If that logic passes, that might be all the command needs to do. Otherwise iterates of the collected packages outputting sorted vars, checking whether any are uninstalled, outputting their version numbers, outputting pkg + version numbers, outputting each of their dependencies private or not, outputting their vars, and/or outputting their flags.

Finally it may need to output a newline before exitting.

Includes comparators on version strings.

GDBM

GDBM implements a fileformat for faster key-value stores.

Skimming over it this morning I see…

In short: It’s a memory-mapped hashmap with optional LRU caching & some support utils.


GDBM includes a suite of commandline tools for working with its fileformat, including a YACC/FLEX parser for a human-legible syntax & a suite of scanners (for different datasources) to go with it. As well as memory management abstractions, error reporting, parsing commandline args, & some other supporting utils for implementing these.

These commands include:

For the REPLs, a data-conversion command is implemented semi-externally.

There’s also a word-wrapping util, & a variable system.

GPerf

GPerf is a tool which computes the most optimal hash function for distinguishing between a set of keys a program will be receiving as input. Many system utilities (and WebKit) builds on this to be faster! Though I’m not sure it still reflects the needs of modern CPUs…

After parsing commandline flags & other args GPerf parses a keyword list, runs it through the core logic, outputs as code, & cleans up allocated memory.


What else is there in GPerf?

There’s a bool-array class used for detecting collisions, which barely see the implementation for. There’s a trivial hashtable into which it gathers keywords as it computes a more optimal hashfunction. There’s keyword & keyword-list classes holding & sorting parsed inputs.

There’s a few files (mostly in a public lib) handling option parsing. There’s array-wrappers for storing the computed positions of distinguishing chars. There’s a version string.

The public lib (usable by other programs, but of little interest) includes utils for parsing commandline flags (as mentioned, reading a single line, & computing a generic hash.

GPerf Core Logic

An initial iteration counts the number of keys. A second finds the maximum & minimum lengths of keys disallowing empty keywords & otherwise validating length.

Then it locates optimal fetches (if ones weren’t given already) by running through a loop locating instances where keys are off by a single character (the trivial cases). Then iterate through adding fetches which decrease the number of keys which looks like duplicates. A 3rd loop removes fetches which no longer do so.


A 4th loop replaces 2 fetches with one where that improves results. And then it might do some debugging.

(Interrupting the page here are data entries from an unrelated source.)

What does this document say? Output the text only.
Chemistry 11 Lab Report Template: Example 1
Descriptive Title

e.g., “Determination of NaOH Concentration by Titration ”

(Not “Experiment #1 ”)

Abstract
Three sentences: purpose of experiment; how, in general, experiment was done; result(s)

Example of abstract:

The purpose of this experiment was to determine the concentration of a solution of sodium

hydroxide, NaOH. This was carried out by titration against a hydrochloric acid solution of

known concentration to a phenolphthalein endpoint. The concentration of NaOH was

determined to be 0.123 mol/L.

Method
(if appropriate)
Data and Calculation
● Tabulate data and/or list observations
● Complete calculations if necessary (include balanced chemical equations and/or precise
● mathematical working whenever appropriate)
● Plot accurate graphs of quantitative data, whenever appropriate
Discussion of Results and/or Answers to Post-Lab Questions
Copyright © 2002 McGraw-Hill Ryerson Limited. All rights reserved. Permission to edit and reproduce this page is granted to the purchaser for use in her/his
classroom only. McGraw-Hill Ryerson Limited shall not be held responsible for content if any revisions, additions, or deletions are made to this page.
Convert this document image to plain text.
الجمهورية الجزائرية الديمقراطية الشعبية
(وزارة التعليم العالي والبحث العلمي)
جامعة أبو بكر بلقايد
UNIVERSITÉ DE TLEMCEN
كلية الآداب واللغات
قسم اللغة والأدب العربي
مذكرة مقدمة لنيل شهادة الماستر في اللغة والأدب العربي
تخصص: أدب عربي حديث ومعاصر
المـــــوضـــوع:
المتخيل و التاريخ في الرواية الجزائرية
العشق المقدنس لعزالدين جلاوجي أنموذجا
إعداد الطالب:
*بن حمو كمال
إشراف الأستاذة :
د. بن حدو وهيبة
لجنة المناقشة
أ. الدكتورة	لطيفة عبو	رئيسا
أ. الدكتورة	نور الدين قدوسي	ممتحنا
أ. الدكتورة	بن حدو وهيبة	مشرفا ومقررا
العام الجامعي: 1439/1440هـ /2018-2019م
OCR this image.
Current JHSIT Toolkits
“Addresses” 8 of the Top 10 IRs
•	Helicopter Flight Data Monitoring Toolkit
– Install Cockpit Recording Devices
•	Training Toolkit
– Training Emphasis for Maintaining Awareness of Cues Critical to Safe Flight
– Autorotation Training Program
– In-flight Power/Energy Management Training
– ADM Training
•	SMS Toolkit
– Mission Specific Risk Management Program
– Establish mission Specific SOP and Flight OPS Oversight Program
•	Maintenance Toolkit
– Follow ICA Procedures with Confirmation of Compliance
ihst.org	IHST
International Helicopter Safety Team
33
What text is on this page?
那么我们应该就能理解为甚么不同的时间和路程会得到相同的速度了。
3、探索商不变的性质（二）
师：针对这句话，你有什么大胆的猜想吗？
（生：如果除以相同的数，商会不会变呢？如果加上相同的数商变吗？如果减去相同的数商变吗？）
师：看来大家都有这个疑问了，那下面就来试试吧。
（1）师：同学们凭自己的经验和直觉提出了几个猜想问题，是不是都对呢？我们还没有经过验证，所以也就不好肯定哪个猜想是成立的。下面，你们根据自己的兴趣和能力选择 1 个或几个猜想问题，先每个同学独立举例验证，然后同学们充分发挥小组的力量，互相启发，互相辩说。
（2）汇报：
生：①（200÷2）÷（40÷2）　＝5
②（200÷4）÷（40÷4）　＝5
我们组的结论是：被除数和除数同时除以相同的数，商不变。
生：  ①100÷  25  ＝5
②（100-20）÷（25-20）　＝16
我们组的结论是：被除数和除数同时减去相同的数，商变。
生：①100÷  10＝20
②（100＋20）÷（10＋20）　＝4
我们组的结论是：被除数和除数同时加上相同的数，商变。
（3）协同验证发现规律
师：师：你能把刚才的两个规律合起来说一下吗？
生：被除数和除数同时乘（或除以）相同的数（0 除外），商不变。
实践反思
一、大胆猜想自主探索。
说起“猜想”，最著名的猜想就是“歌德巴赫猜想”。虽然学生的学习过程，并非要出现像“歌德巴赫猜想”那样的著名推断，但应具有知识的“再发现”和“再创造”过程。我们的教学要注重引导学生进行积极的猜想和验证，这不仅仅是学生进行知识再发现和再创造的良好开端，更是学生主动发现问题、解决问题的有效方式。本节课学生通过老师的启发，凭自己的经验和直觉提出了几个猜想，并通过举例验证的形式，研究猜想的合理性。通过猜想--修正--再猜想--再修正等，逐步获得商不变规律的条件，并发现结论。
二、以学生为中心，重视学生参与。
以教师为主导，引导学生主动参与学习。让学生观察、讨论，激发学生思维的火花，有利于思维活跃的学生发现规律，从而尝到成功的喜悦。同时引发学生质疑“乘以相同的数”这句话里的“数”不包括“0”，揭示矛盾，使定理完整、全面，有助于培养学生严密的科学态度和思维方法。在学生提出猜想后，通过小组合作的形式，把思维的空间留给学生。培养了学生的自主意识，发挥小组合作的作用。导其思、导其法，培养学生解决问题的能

Following loops look for increments then factors which reduce the number of hash collisions.

After checking whether a found a hashfunction with no collisions we sort the keyword list by hash value & extract some additional outputs.

GPerf Input

Today I’m studying the rest of GPerf, focusing on its input 7 output formats.

For input it reads a line-based parser incorporating configuration options (“declarations”) & escape-syntax.

The output is C code split into macro-definitions, an enum, & (through more sophisticated logic) the code to compute the chosen hashfunction. Utilizing template classes to output those macros & enums, as well as the output results & their comparisons.

GPerf Output

The codegen routine, after analyzing numeric-ranges & choosing return-types, first outputs a comment indicating that this is auto-generated code and which options were set. Possibly alongside the computed “positions” for each keyword.

An assertion might be generated to ensure that ASCII is being used. Verbatim code (if provided) is copied into place with a #-line directive. It may output a declaration of the return type. It may import .


It may call templates to output the positions as enums or globals.

It outputs comment indicating the range & duplicates. It may outputs its own functions for ASCII case-insensitive comparisons. It may output a C++ class declaration.

Then it outputs the hashfunction itself, with a few conditions (largely to chosen programming language) around what type signature to yield. It outputs a nicely-formatted array of “asso values”. A fastpath returns the length or 0.


Then it iterates over the selected positions with either a fastpath summing them with selected-increments or it generates a switch/case statement over the length with fallthroughs so that it doesn’t fetch out-of-bounds values.

It may generates globals to store the keywords. It may generate a keywords-lookuptable with lengths sidetable. It may generate a wrapper function which checks whether the input is actually valid (we know which keyword it’d be!).

And some optional verbatim code.